Silvia – Evoluímos muito nos últimos cinco anos. Hoje a Lei Federal de Incentivo à Cultura permite a realização de uma série de projetos que seriam inimagináveis sem ela. Acredito que sempre poderá ser aperfeiçoada e essa melhoria só se dará através de experiências realizadas. Todas as alterações introduzidas na Lei foram fruto da experiência não só do Ministério da Cultura e de seus órgãos, mas também dos produtores culturais que a utilizam.
Gina – A Vitae não tem experiência nessa área pois não nos valemos de nenhum incentivo fiscal. Trabalhamos exclusivamente com recursos de nossa mantenedora que, por não estar vinculada a uma empresa, não se qualifica para a renúncia fiscal. Mas acredito que o incentivo é importante, desde que não seja o único motivador da ação social. As organizações devem se valer dele como um recurso a mais para o investimento que realizam em benefício da sociedade. Essa discussão tem sido freqüente entre os associados do GIFE.

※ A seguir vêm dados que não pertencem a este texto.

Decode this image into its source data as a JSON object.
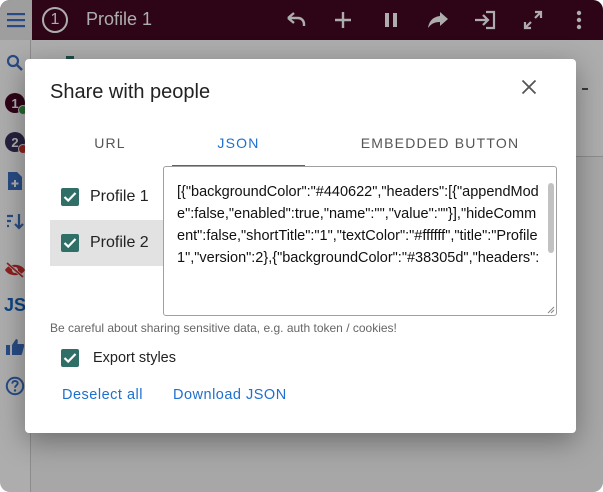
{
  "app": {
    "profile_number": "1",
    "title": "Profile 1",
    "accent": "#440622"
  },
  "toolbar": [
    "undo-icon",
    "add-icon",
    "pause-icon",
    "share-icon",
    "login-icon",
    "fullscreen-icon",
    "more-vert-icon"
  ],
  "sidebar": {
    "badge1": "1",
    "badge2": "2",
    "js_label": "JS"
  },
  "dialog": {
    "title": "Share with people",
    "tabs": [
      {
        "label": "URL",
        "active": false
      },
      {
        "label": "JSON",
        "active": true
      },
      {
        "label": "EMBEDDED BUTTON",
        "active": false
      }
    ],
    "profiles": [
      {
        "label": "Profile 1",
        "checked": true,
        "selected": false
      },
      {
        "label": "Profile 2",
        "checked": true,
        "selected": true
      }
    ],
    "json_text": "[{\"backgroundColor\":\"#440622\",\"headers\":[{\"appendMode\":false,\"enabled\":true,\"name\":\"\",\"value\":\"\"}],\"hideComment\":false,\"shortTitle\":\"1\",\"textColor\":\"#ffffff\",\"title\":\"Profile 1\",\"version\":2},{\"backgroundColor\":\"#38305d\",\"headers\":",
    "warning": "Be careful about sharing sensitive data, e.g. auth token / cookies!",
    "export_styles_label": "Export styles",
    "export_styles_checked": true,
    "deselect_all_label": "Deselect all",
    "download_label": "Download JSON"
  },
  "colors": {
    "checkbox": "#2f6f68",
    "link": "#1e6fd0",
    "badge1": "#440622",
    "badge2": "#38305d"
  }
}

redeGIFE – Algumas pessoas questionam o valor do investimento em cultura erudita, contrapondo com o suprimento do que consideram como necessidades mais básicas da população, como alimentação, saúde ou educação. Como vocês encaram esta questão?
Gina – Cultura erudita não pode ser compreendida como firula de gente rica. Não é razoável estabelecer um divisor de águas entre cultura erudita, cultura popular, cultura vernacular e folclore. Isso já foi amplamente discutido e é uma questão superada no Brasil desde os anos 30 e 40, quando Mário de Andrade, representando grupos intelectuais que refletiam sobre o que seria referencial para o nosso Patrimônio Cultural, sintetizou com clareza que elementos da cultura material e imaterial de várias origens contribuíram para a nossa formação. O conhecimento e as formas de manifestação artísticas são produtos da experiência e da criatividade humana. Algumas pessoas tendem a achar que a cultura erudita se distancia da população em geral por exigir uma formação sofisticada para a compreensão de seus códigos, como algo distante dos valores fundamentais da comunidade. Mas não é. A cultura erudita, por ser crítica, é resultante de uma profunda percepção da realidade e oferece ricos instrumentos para que possamos entender e buscar meios para superar problemas e desigualdades. É claro que devemos dar grande prioridade à saúde, à educação e ao combate à fome. Mas devemos também dar grande prioridade ao combate à exclusão cultural. O alcance dessas ações será tanto maior quanto mais o espírito humano puder se expressar e reconhecer seus valores. A humanidade empobrece quando fica limitada exclusivamente ao reino da necessidade. Onde não existem equipamentos culturais e possibilidades de produção e fruição cultural, o tecido social tende a se esgarçar e as comunidades ficam muito mais sujeitas à barbárie e a muitas formas de violência.
Silvia – Recentemente a Unesco declarou a Nona Sinfonia de Beethoven Patrimônio da Memória da Humanidade. Villa Lobos, nosso maior expoente da música erudita, era, antes de tudo, um educador e regeu milhares de jovens num estádio de futebol. A literatura de José de Alencar e Machado de Assis não recebe classificação diferente de patrimônios da língua portuguesa, igualmente à literatura de cordel – aliás, extremamente sofisticada, mas produzida e incorporada por cantadores e artistas de camadas mais populares. O investimento em cultura é prioritário seja ela qual for. É lógico que num país com tantas carências há que se atender em primeiro lugar a alimentação e a saúde. Na educação, a cultura já está implícita.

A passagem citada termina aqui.